In fact, the odds of a cut in May are nearing 50% probability, as per the CME Group’s FedWatch tool.

The dollar edged lower last week following a big drop the week before, when softer-than-expected CPI and PPI figures poured cold water on recent hawkish Fed comments, keeping yields under pressure.

On Monday, new home sales data came in below expectations. With global stock markets also being excited by the possibility of central banks adopting a more dovish stance moving forward, with signs of global inflationary pressures slowly moving to normal levels around the world, this is also helping to keep the dollar under pressure, boosting the appetite for foreign currencies.

Meanwhile, European data has started to show some signs of stabilisation. Last week for example saw the PMI data surprised to the upside, if still in the contraction territory, while German Ifo business climate rose for the second consecutive month.

Investors will be looking ahead to a key week for data, with inflation figures from both the eurozone and the US, as well as GDP and a few other US macro pointers, all to come.

ECB president Christine Lagarde on Friday said that the fight against inflation is still not over, even though no more rate hikes are expected.

 

U.S. Data to Watch

The preliminary estimate for the US GDP in the third quarter is slated for release on Wednesday.

Should there be a notable revision from the initial 4.9% annualized growth reported last month, it may well influence the EUR/USD’s trajectory. The previous estimate surpassed expectations, resulting in a positive response in the US dollar.

The question now is whether a similar reaction will occur this time, or if the markets are more attuned to forward-looking data, considering the GDP is a couple of months old.

On Thursday, the core PCE price index is set to be unveiled. Given that the US headline CPI fell below expectations, traders are keen to see if this weakening inflationary trend persists in the upcoming PCE figures.

This is pivotal for maintaining the belief that the Fed might lower interest rates in the first half of the coming year. The core PCE is typically the Fed's preferred inflation metric due to its lower volatility compared to traditional CPI measures.

Therefore, a stronger reading could dampen risk appetite, strengthen the US dollar, and prompt traders to reassess their expectations of an earlier-than-expected rate cut in 2024.

A +0.2% reading or lower would likely align with the current market narrative of peaking interest rates and a potential rate cut in the first half of 2024, potentially weakening the US dollar and supporting the EUR/USD.

 

Eurozone Data to Watch

On Wednesday, we will have the most recent inflation data from Germany, followed by the Eurozone flash CPI estimate a day later. In September, the latter moderated to a 4.2% annual rate from the previous month's 4.5%, following an even more pronounced decline in the month preceding.

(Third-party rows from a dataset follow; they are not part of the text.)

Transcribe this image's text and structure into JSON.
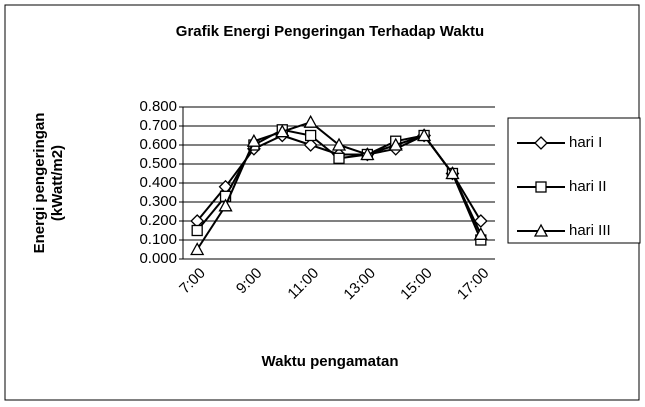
{
  "chart_data": {
    "type": "line",
    "title": "Grafik Energi Pengeringan Terhadap Waktu",
    "x_label": "Waktu pengamatan",
    "y_label": [
      "Energi pengeringan",
      "(kWatt/m2)"
    ],
    "categories": [
      "7:00",
      null,
      "9:00",
      null,
      "11:00",
      null,
      "13:00",
      null,
      "15:00",
      null,
      "17:00"
    ],
    "series": [
      {
        "name": "hari I",
        "color": "#000000",
        "marker": "diamond",
        "values": [
          0.2,
          0.38,
          0.58,
          0.65,
          0.6,
          0.55,
          0.55,
          0.58,
          0.65,
          0.45,
          0.2
        ]
      },
      {
        "name": "hari II",
        "color": "#000000",
        "marker": "square",
        "values": [
          0.15,
          0.33,
          0.6,
          0.68,
          0.65,
          0.53,
          0.55,
          0.62,
          0.65,
          0.45,
          0.1
        ]
      },
      {
        "name": "hari III",
        "color": "#000000",
        "marker": "triangle",
        "values": [
          0.05,
          0.28,
          0.62,
          0.67,
          0.72,
          0.6,
          0.55,
          0.6,
          0.65,
          0.45,
          0.13
        ]
      }
    ],
    "ylim": [
      0,
      0.8
    ],
    "yticks": [
      {
        "value": 0,
        "label": "0.000"
      },
      {
        "value": 0.1,
        "label": "0.100"
      },
      {
        "value": 0.2,
        "label": "0.200"
      },
      {
        "value": 0.3,
        "label": "0.300"
      },
      {
        "value": 0.4,
        "label": "0.400"
      },
      {
        "value": 0.5,
        "label": "0.500"
      },
      {
        "value": 0.6,
        "label": "0.600"
      },
      {
        "value": 0.7,
        "label": "0.700"
      },
      {
        "value": 0.8,
        "label": "0.800"
      }
    ],
    "grid": true,
    "legend": "right"
  }
}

Let's see whether the trend of disinflationary pressures persisted in October. If so, this could positively impact European stock markets, consequently offering indirect support to the risk-sensitive euro.

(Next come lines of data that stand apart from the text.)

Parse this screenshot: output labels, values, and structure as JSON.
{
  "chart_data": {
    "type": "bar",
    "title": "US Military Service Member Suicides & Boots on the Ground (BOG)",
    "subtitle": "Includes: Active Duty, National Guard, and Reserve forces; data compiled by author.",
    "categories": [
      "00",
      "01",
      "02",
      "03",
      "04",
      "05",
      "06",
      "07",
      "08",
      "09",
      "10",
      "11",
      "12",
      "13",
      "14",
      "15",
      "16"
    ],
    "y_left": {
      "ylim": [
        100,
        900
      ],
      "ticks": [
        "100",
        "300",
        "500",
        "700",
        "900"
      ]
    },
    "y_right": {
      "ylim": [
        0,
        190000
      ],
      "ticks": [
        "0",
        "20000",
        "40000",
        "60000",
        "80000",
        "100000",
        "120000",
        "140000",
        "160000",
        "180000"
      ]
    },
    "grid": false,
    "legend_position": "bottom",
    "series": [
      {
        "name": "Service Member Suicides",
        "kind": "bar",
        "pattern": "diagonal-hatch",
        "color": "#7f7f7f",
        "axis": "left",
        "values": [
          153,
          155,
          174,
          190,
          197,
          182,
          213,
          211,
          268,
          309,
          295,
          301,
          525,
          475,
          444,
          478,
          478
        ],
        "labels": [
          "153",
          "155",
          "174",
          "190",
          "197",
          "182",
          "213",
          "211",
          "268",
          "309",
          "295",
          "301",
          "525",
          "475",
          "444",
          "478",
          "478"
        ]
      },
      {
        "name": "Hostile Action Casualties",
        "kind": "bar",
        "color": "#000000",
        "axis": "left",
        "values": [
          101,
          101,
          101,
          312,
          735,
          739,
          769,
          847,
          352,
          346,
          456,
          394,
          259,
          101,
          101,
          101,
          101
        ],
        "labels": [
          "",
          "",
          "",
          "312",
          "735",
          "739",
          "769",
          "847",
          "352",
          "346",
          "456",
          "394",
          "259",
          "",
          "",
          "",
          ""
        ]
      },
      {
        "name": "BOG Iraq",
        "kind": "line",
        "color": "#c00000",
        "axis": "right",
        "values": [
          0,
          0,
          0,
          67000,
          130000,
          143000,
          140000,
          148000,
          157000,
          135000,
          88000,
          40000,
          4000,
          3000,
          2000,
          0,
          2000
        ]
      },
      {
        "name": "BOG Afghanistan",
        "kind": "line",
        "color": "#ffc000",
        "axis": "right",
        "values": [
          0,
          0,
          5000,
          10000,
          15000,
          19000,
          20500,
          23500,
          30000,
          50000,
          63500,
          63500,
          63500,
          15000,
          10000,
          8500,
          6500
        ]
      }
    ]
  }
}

Therefore, the EUR/USD may, actually, find support if Eurozone inflation weakens further. This is paradoxical since such a scenario is usually deemed to have the opposite impact. But as it is likely to enhance the appetite for European stocks, it may indirectly offer support for the risk-sensitive euro. Consequently, the possibility of a move towards or above the 1.10 handle on the EUR/USD remains viable, even if we see a weaker Eurozone inflation print.